In 1903, Sachtleben married his "certain young lady," a wealthy St. Louis girl named Mae Merriman. The pair eventually settled in Houston, Texas, where Sachtleben managed the Majestic Theater until his death in 1953. The world-traveler had well and truly settled down. Two women who had known Sachtleben in his last years described him to Herilhy as "a charming man of extreme intelligence and full of wonderful tales."
After a brief period where his enigmatic end dominated the headlines, Lenz was quickly forgotten. It is anyone's guess what exactly happened to him somewhere on the long road from Tabriz to Erzurum. Herlihy notes that we are not even sure that Lenz was murdered, by Moostoe or anyone else. It is just possible that the cyclist succumbed to illness or any of the innumerable accidents that could happen to someone bicycling through unfamiliar and punishing territory. We will never know.
All we can say for certain is that Lenz suffered a lonely and quite probably terrible end, far from home and abandoned to an unknown grave. A pitiful end for such a plucky young adventurer.
However, I'd wager Lenz would still find such a fate preferable to a long, dreary life as a Pittsburgh clerk.

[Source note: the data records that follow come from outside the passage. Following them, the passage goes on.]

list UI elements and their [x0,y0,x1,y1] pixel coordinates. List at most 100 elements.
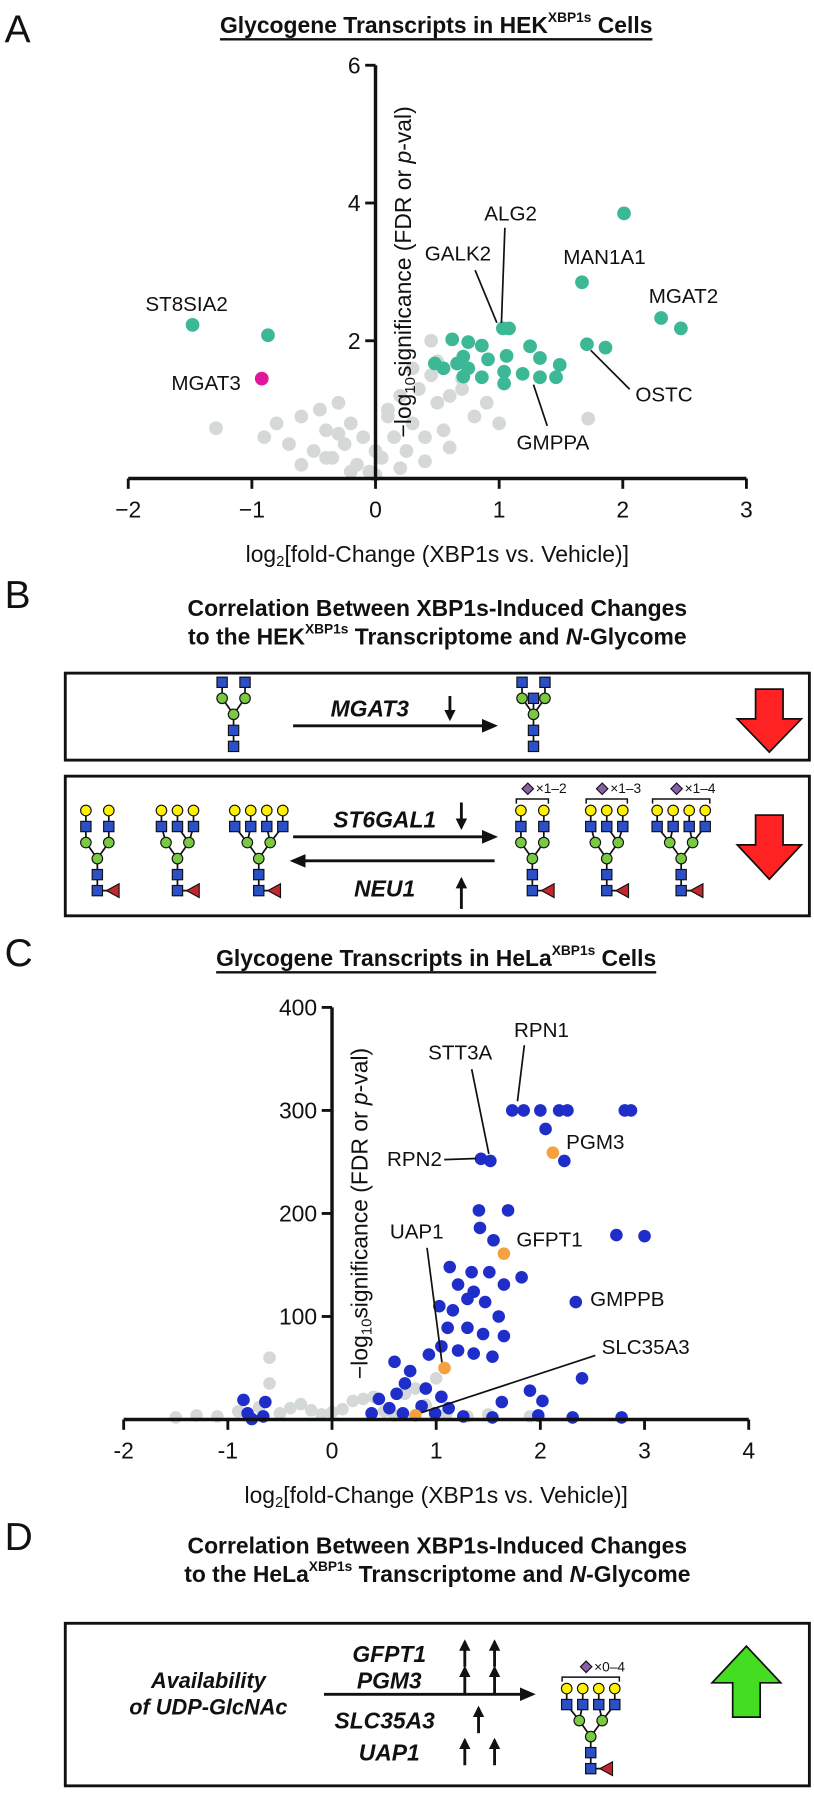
data-point [451,1278,465,1291]
data-point [617,206,631,221]
glcnac [227,724,240,737]
data-point [294,409,309,424]
glcnac [239,676,251,689]
data-point [484,1154,497,1168]
glcnac [526,884,539,897]
title-part: -Glycome [586,1561,690,1587]
x-tick-label: 0 [369,496,382,522]
reaction-box [63,1621,811,1788]
data-point [558,1154,571,1168]
title-sup: XBP1s [309,1559,353,1574]
leader-line [444,1157,477,1161]
x-tick-label: −2 [115,496,141,522]
mannose [573,1714,586,1727]
mannose [241,836,254,849]
glcnac [527,724,540,737]
label-part: −log [346,1335,372,1379]
gene-annotation: RPN1 [514,1019,569,1042]
x-tick-label: 1 [493,496,506,522]
data-point [580,337,594,352]
substrate-label: of UDP-GlcNAc [129,1694,287,1719]
data-point [429,1372,443,1385]
glcnac [228,820,241,833]
label-part: log [246,541,277,567]
leader-line [500,227,506,323]
data-point [403,1364,417,1378]
gene-label: NEU1 [354,875,415,901]
gene-label: GFPT1 [352,1641,426,1667]
chart-title: Glycogene Transcripts in HEKXBP1s Cells [220,10,652,39]
data-point [315,1408,328,1421]
data-point [411,382,426,396]
data-point [396,1407,410,1420]
data-point [615,1411,628,1424]
data-point [497,364,511,379]
glcnac [103,820,115,833]
glcnac [609,1698,621,1711]
y-tick-label: 100 [279,1303,317,1329]
mannose [80,836,92,849]
galactose [155,804,168,817]
glcnac [91,884,104,897]
data-point [319,423,333,438]
glcnac [593,1698,605,1711]
data-point [399,444,414,458]
label-part: log [244,1482,275,1508]
x-tick-label: 4 [742,1437,755,1463]
title-part: Cells [591,12,652,38]
data-point [445,332,460,347]
data-point [383,1401,396,1415]
title-part: Glycogene Transcripts in HeLa [216,945,552,971]
x-axis-label: log2[fold-Change (XBP1s vs. Vehicle)] [246,541,629,570]
leader-line [516,1045,526,1102]
galactose [600,804,613,817]
data-point [415,1399,428,1413]
title-part: Transcriptome and [348,623,565,649]
fucose [105,882,120,899]
galactose [667,804,679,817]
glcnac [171,820,184,833]
data-point [569,1295,583,1309]
data-point [273,1407,287,1420]
data-point [487,1233,500,1247]
glcnac [675,884,687,897]
label-part: significance (FDR or [390,163,416,377]
galactose [276,804,289,817]
data-point [455,382,469,396]
data-point [523,339,537,354]
glcnac [216,676,228,689]
glcnac [560,1698,573,1711]
data-point [282,437,296,451]
data-point [231,1404,245,1418]
galactose [80,804,92,817]
y-axis-label: −log10significance (FDR or p-val) [390,106,419,437]
gene-annotation: PGM3 [566,1131,624,1154]
panel-title: Correlation Between XBP1s-Induced Change… [188,1532,688,1558]
mannose [264,836,277,849]
data-point [390,1387,403,1401]
data-point [523,1384,537,1397]
glcnac [227,740,240,753]
data-point [356,430,371,445]
data-point [515,366,530,381]
data-point [483,1265,496,1279]
data-point [479,395,494,410]
data-point [381,402,395,417]
gene-annotation: GMPPA [517,432,590,455]
substrate-label: Availability [150,1668,267,1693]
data-point [546,1146,560,1159]
galactose [515,804,527,817]
data-point [393,388,408,403]
label-part: -val) [346,1048,372,1092]
glcnac [253,884,265,897]
y-tick-label: 2 [348,328,361,354]
glcnac [515,820,527,833]
mannose [183,836,195,849]
y-tick-label: 300 [279,1097,317,1123]
data-point [443,1260,457,1274]
data-point [435,1340,448,1353]
data-point [438,1361,451,1375]
x-tick-label: 3 [638,1437,651,1463]
galactose [576,1682,589,1695]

The last known photo of Lenz, April 1894 |
"The Lost Cyclist" is a well-written, involving book: part late-19th century travelogue, part detective story, part historical mystery. It is a fine memorial to a promising young man who died before he could reach his full potential.
The "Outing" graphic for Lenz's series of articles. |
What a sad end. As you wrote, ‘a lonely and quite probably terrible end’. He should have gone up through Russia, where the peasants were much friendlier, both to foreigners and to those from Christian countries. It would have been a more interesting journey than Turkey, too, I think. So many adventurers and explorers died in pursuit of their dreams.
ReplyDeleteI sure don't understand why he didn't avoid Turkey. He was not in a race and Europe had a lot more to offer IMO.